Я поклонился, демонстративно не обращая внимания на приглашающий жест ее арбалета. Оружие было совсем небольшим, и она легко могла удерживать его в одной руке, но при этом, несмотря на острый наконечник стрелы, пробивной силой оно явно не отличалось.

— Нет! — крикнул я, чувствуя, как нарастающий жар от пламени опаляет мои крылья и разжигает мою ярость. — Я отправляюсь обратно в Галт. Так что оставь меня, неспособная летать!

— Стрелы отравлены, — предупредила она меня.

— Мой хозяин знает антидот к любому яду!

— В это дело вовлечен взрослый? — спросила она оторопело.

— Будет, если ты не отпустишь меня!

— Взрослый? Но как это…

— Мой хозяин может положить конец всем нашим играм. — В качестве награды за мужество я легонько взял ее свободную руку и стал успокаивающе ласкать, другой рукой она продолжала поглаживать спусковой крючок арбалета. — Я почти могу слышать его зов, — добавил я.

— Ты — мой пленник, — завопила она.

Дождь отскакивал от ее плеч, на которых красовался узкий кожаный жакет. Внезапно слезы растерянности сделали ее лицо, похожее на свежий фрукт, ярко-красным. Руки девчонки затряслись, и кончик стрелы задергался из стороны в сторону — я внимательно за этим следил. Итак, она была связана с Лучниками, а я — с Колесом. Если бы мы могли объединиться, Хасилит был бы нашим.

— Кстати, — задумчивым голосом проговорил я, — думаю, что в случае шантажа это потянет на целый миллион.

— Что?

— Ну, смотри, сын губернатора, лорд Авер-Фальконе, пропал где-то в трущобах Восточного берега. Убийства, наркотики, секс.

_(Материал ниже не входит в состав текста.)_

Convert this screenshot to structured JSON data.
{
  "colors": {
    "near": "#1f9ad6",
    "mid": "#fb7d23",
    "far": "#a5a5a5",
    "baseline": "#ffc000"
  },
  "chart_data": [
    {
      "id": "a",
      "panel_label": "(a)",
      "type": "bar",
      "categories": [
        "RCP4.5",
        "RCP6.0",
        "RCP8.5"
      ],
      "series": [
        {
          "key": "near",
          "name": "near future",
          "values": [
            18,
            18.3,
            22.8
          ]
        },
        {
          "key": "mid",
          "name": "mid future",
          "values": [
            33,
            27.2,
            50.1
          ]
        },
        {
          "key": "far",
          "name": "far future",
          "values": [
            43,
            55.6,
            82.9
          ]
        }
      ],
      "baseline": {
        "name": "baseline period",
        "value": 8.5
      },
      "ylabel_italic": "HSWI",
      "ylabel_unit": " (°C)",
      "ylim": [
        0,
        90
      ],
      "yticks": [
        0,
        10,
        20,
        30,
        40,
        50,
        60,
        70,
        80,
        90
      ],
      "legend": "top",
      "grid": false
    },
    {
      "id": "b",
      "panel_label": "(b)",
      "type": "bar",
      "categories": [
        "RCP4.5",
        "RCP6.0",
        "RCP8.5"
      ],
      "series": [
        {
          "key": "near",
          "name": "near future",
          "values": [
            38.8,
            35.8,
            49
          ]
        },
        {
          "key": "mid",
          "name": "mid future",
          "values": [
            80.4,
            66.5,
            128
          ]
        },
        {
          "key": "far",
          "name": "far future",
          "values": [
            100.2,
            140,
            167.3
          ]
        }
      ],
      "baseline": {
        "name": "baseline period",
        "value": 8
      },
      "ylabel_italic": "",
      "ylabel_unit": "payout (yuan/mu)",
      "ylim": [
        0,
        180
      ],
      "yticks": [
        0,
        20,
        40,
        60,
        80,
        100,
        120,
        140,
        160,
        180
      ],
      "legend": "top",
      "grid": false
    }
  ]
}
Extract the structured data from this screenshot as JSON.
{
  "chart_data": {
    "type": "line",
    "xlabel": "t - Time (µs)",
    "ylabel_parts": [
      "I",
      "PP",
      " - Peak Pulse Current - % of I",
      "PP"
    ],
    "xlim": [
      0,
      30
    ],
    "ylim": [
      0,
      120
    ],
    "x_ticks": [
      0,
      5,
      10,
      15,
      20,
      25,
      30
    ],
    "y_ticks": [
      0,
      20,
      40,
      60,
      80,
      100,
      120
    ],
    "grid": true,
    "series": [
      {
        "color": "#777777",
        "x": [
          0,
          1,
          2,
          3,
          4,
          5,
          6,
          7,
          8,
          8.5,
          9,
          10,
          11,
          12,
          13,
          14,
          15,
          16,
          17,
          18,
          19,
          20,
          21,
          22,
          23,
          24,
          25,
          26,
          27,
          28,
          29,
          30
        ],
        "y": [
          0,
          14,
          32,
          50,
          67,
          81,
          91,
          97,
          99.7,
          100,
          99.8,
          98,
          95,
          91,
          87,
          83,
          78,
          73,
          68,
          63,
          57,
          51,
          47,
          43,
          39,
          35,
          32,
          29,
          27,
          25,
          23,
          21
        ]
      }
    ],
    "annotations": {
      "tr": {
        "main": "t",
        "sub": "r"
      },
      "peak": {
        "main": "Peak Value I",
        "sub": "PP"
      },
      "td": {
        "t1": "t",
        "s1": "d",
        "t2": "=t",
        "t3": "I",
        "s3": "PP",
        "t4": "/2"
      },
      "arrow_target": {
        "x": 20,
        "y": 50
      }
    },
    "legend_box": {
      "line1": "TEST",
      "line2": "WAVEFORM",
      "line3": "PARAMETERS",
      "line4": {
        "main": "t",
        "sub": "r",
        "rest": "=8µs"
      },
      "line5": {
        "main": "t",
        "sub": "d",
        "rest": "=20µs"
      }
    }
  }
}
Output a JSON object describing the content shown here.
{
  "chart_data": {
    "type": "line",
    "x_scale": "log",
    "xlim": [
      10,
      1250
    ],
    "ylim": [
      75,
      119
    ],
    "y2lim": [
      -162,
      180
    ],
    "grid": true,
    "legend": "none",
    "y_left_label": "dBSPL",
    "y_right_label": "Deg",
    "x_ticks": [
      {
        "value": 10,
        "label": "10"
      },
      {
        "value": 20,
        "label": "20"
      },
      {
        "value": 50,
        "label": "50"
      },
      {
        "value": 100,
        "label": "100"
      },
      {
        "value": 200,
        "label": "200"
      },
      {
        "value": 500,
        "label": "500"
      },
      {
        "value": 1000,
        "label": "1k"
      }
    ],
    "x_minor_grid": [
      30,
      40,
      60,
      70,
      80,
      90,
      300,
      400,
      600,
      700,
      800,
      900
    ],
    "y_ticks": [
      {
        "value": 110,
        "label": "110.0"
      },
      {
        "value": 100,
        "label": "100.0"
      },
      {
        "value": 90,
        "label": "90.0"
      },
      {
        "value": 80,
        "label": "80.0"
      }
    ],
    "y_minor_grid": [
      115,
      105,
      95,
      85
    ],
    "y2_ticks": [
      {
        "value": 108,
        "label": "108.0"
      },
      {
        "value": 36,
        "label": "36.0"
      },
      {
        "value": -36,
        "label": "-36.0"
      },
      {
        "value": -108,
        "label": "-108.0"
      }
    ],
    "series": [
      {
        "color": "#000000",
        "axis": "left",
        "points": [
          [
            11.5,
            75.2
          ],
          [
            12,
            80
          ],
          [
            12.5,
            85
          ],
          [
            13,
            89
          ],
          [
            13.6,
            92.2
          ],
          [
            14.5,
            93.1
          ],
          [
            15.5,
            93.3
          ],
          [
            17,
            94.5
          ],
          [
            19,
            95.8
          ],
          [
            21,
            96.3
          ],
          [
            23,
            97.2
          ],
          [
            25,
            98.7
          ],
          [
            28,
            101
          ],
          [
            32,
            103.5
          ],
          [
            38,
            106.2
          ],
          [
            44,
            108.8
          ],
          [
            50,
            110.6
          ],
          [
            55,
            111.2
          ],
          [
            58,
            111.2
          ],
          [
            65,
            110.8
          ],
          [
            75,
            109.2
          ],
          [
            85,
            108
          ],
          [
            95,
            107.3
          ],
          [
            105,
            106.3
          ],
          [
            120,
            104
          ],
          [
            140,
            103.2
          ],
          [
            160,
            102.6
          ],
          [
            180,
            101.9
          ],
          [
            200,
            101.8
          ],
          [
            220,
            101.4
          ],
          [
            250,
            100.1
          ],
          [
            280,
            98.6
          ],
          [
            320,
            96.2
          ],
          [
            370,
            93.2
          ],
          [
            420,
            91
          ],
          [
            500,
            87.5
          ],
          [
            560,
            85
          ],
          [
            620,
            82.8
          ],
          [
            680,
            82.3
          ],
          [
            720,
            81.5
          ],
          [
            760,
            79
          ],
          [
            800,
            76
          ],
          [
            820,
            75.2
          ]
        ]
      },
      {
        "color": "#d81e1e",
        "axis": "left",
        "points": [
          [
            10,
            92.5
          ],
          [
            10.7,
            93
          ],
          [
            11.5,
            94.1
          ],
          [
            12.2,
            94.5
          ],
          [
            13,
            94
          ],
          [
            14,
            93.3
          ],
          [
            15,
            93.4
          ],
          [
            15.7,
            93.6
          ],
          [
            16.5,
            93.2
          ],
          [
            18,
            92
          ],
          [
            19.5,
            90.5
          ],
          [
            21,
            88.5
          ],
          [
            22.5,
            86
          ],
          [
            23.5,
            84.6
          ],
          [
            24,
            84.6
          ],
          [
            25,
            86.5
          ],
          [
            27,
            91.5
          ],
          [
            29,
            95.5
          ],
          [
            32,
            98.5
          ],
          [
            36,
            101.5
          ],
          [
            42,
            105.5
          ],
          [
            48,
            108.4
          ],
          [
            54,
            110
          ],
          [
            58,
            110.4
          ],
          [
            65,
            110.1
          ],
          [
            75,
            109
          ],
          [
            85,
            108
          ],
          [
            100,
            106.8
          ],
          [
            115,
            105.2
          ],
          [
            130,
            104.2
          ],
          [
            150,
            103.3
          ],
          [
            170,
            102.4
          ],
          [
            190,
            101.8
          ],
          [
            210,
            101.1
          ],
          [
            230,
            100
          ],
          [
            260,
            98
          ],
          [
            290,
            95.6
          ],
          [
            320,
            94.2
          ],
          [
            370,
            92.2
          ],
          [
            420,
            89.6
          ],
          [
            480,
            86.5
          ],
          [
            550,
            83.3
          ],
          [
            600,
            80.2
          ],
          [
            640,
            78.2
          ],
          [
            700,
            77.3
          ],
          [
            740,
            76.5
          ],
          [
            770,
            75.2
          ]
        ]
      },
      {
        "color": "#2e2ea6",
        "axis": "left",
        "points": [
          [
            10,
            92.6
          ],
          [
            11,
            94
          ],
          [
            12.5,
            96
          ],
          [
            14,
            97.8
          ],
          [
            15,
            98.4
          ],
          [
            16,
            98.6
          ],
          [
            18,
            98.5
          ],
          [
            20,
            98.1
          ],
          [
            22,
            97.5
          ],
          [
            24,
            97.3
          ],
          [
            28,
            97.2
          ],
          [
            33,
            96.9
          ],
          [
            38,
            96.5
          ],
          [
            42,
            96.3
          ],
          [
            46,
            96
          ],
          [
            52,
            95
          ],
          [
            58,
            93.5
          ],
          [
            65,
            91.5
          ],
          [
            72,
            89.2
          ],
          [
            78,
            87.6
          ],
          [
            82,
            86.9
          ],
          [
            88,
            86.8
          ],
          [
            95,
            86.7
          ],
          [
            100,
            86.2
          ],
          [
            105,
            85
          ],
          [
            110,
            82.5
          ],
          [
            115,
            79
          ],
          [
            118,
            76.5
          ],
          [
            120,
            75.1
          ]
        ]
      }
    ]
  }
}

Список может быть очень длинным! За такую информацию газета заплатит нам хорошие деньги, однако я уверен, что его отец даст еще больше.

— Я предупреждаю тебя, кошачьи глазки… Хм…

— Идем со мной, и у нас будет миллион. — Я широко улыбнулся. — Мы свалим из Хасилита. Будем путешествовать по миру. Даже увидим Замок. Это лучше, чем банда Лучников, не так ли?

— Шантаж?.. — Светловолосая девчонка вынула стрелу из арбалета и заткнула ее за широкий кожаный пояс. Она фыркнула и неуверенно протянула мне руку. — Я — Серии. Кроме того, что я — злобная убийца, я еще танцую в кабаре «Кампеон». И ты все еще мой пленник.

Я воспринял это заявление весьма скептически.

— А я — Янт. И я могу летать.

В ее глазах мелькнуло подозрение.

— Если ты обдуришь меня, я выслежу тебя, где бы ты ни прятался. Я буду потрошить… — Она подскочила, напуганная грохотом, с которым позади нас обрушилась крыша склада. Одной рукой лучница прикрыла глаза, чтобы защитить их от страшного жара. — Встретимся в «Кент-ледже», сегодня, в шесть, — прокричала она. — Не вздумай опаздывать — занавес поднимается в девять.

— В шесть, миледи, — подтвердил я.

Она изобразила реверанс с грацией девушки из группы поддержки, а затем восхищенным взглядом, в котором все же немного не хватало обожания, понаблюдала за тем, как я поймал восходящий темный поток и отправился домой.

Это все, что на сей раз я собирался рассказать о моем прошлом, поскольку мне до сих пор приходят гневные письма из туристического управления Хасилита.